On May 7, 2001, in honor of his work in regards to Armenian history, he was decorated with the Order of Saint Gregory the Illuminator by the Nagorno Karabakh Republic's then-president, Arkady Ghukasyan. After suffering from a long bout of lung disease, Ulubabyan died on November 19, 2001.

== Endorsement, recognition and criticism ==
In modern academic world Bagrat Ulubabyan is acknowledged as a respected scholar in the field of Caucasiology. Western scholars, such as Robert Hewsen or Patrick Donabedian, have extensively used Ulubabyan's research on eastern lands of Armenia, directly or indirectly endorsing his statements and views. In an essay on the kingdom of Artsakh, Hewsen also referred to Ulubabyan's Principality of Khachen as an "important work" and suggested it as a supplemental source to readers who are interested in learning more about the region and its medieval history.

However, Russian historian Victor Schnirelmann considers Ulubabyan as one of several scholars who tried to create an Armenian "myth" of the history of Nagorno-Karabakh.
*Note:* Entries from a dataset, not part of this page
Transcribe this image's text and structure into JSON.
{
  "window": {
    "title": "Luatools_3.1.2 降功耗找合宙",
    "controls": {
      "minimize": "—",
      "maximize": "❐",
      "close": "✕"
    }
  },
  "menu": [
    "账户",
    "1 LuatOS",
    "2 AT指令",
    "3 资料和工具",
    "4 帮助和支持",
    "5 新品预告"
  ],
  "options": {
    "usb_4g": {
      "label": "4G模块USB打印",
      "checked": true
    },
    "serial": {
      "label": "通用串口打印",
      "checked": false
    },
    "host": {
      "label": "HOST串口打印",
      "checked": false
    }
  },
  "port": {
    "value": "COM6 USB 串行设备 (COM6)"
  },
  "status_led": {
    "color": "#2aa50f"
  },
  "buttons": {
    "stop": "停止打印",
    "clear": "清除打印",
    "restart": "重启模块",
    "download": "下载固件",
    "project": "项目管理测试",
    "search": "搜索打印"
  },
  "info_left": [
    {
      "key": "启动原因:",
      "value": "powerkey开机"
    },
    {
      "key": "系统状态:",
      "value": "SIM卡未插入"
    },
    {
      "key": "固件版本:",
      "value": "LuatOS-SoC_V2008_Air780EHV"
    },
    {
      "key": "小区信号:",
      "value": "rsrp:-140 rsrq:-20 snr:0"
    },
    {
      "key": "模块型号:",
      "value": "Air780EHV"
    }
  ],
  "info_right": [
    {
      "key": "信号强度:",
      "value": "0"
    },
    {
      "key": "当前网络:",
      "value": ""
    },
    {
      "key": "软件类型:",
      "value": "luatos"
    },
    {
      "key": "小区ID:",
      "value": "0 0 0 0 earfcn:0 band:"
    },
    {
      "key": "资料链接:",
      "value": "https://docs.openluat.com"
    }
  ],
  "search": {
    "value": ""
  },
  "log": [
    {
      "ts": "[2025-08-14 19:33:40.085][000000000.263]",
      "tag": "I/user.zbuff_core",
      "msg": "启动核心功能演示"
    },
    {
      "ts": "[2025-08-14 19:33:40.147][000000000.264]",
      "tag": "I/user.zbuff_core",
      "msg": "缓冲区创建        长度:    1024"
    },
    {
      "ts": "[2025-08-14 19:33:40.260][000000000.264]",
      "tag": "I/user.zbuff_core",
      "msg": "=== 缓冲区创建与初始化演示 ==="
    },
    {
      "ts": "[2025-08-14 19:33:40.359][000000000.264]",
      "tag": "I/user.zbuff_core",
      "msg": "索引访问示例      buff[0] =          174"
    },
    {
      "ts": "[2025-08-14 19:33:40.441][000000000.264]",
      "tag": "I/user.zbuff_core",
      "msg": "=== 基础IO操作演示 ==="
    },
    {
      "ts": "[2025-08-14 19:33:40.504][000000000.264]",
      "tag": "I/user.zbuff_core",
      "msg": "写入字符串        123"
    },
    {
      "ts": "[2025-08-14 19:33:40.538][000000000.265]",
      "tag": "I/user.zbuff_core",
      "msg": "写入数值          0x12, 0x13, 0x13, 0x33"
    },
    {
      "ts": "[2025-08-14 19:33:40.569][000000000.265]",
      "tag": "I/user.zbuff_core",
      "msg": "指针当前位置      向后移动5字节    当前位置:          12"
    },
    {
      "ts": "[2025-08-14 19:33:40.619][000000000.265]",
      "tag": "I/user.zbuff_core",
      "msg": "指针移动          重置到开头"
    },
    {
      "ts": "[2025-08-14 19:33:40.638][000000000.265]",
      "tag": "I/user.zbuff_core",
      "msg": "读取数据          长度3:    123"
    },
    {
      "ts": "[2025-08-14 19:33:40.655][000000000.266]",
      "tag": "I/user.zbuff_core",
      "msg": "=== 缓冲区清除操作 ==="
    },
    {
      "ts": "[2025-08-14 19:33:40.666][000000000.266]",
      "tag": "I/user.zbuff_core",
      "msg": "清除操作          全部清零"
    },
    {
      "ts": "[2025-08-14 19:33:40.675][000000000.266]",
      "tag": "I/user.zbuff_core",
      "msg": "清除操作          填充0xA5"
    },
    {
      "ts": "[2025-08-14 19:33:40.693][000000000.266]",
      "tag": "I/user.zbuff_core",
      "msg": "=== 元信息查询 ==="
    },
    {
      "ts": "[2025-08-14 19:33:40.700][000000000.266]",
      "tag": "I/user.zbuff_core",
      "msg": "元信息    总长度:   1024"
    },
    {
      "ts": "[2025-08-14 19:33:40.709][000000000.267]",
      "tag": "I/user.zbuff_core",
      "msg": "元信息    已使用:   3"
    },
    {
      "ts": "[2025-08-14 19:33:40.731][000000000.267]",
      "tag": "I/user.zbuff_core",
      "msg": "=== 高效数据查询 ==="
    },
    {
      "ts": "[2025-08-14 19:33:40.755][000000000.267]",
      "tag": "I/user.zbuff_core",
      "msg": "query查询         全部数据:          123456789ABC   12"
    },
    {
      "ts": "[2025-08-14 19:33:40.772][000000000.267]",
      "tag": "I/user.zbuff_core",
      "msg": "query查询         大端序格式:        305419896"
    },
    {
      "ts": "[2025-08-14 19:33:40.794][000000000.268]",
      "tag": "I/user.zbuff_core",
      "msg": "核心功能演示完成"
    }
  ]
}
Schnirelmann criticized Ulubabyans contention that in the early Middle Ages the Caucasian Albanians populated only the lands to the north of the Kura River, and that despite the traditional point of view according to which the Udi people represent the descendants of medieval Albanian tribe of Utis, Ulubabyan claimed that the latter were not only Armenicized very early, but were almost originally Armenian.